Fluid Resuscitation

Initial fluid resuscitation should be aimed at reestablishing adequate tissue perfusion and decreasing serum glucose. Replacement of intravascular fluid losses alone can account for reductions in serum glucose on average 35-70 mg/h or up to 80 percent initial values. The expansion of intravascular volume decreases serum osmolarity, inhibits counterregulatory hormones, and improves renal excretion of glucose.

The average fluid deficit in HHNS is in the range of 20 to 25 percent of total body water (TBW) or 8 to 12 L. In the elderly, about 50 percent of body weight is due to TBW. By using patient's usual current weight in kilograms, normal TBW and water deficit can be calculated. One-half of the fluid deficit should be replaced over the initial 12 h and the balance over the next 24 h. The actual rate of fluid administration should be individualized for each patient based on the presence of renal and cardiac impairment. Initial rates of 500 to 1500 mL/h during the first 2 h, followed by rates of 250 to 500 mL/h are usually well tolerated. In fact, the initial liter of fluid can usually be infused "wide open" without risk of adverse sequelae in almost all patients. Patients with cardiac disease may require the more conservative rate of volume repletion. Renal and cardiovascular function should be carefully monitored. Central venous and urinary tract catheterization should be considered in patients with preexisting renal or cardiac disease.

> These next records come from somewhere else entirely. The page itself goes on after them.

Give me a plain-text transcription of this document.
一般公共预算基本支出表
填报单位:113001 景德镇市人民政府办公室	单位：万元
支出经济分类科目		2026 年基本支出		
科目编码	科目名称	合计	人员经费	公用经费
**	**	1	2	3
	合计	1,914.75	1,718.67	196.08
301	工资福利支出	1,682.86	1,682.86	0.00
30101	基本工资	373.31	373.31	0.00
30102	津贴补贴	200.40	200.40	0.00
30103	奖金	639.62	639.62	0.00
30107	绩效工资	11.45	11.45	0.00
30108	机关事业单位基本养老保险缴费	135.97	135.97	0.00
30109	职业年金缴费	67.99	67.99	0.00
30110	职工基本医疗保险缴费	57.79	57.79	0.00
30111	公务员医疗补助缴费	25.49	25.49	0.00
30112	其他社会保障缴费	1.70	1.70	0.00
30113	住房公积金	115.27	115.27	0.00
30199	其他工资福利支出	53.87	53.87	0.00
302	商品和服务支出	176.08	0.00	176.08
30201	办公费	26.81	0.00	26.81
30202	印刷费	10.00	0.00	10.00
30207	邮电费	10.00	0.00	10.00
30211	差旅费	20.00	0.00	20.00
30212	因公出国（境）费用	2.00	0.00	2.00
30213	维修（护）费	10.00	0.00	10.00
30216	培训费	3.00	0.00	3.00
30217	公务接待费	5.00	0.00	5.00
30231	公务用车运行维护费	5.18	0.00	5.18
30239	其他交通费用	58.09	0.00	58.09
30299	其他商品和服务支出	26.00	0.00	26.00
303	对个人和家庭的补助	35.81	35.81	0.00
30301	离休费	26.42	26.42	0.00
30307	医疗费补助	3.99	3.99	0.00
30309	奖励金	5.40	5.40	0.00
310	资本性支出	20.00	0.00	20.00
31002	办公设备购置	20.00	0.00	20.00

Most authors agree that the use of isotonic saline (0.9% NaCl) is the most appropriate initial crystalloid for the replacement of intravascular volume. It is hypotonic to the patient's serum osmolarity and will more rapidly restore plasma volume. Once hypotension, tachycardia, and urinary output improve, half-normal saline (0.45% NaCl) can be used to replace the remaining free water deficit.

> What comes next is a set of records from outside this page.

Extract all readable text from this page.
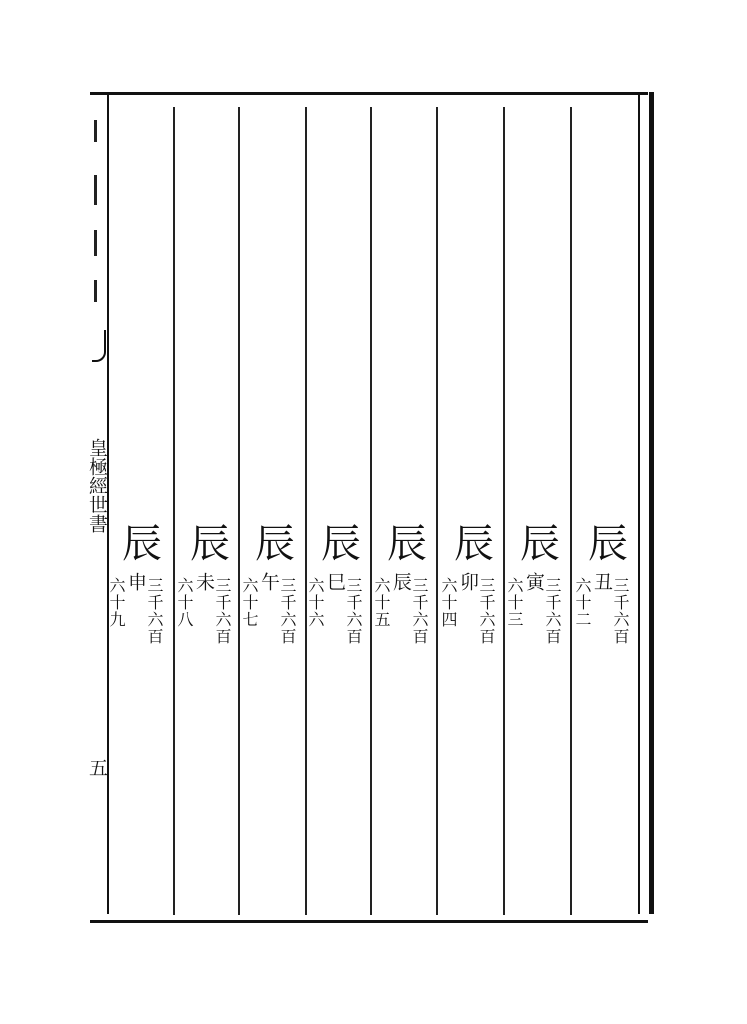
皇極經世書
五
辰
丑
三千六百
六十二
辰
寅
三千六百
六十三
辰
卯
三千六百
六十四
辰
辰
三千六百
六十五
辰
巳
三千六百
六十六
辰
午
三千六百
六十七
辰
未
三千六百
六十八
辰
申
三千六百
六十九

A limited number of reports of cerebral edema occurring during or soon after the resuscitation phase of patients with both DKA and HHNS have been described. 1011 Most cases have occurred in children, and the mechanism is unclear. If changes in mental status occur during treatment, fluid should be stopped and head computed tomography obtained. Mannitol (1 g/kg IV bolus) can be given but effectiveness is unclear.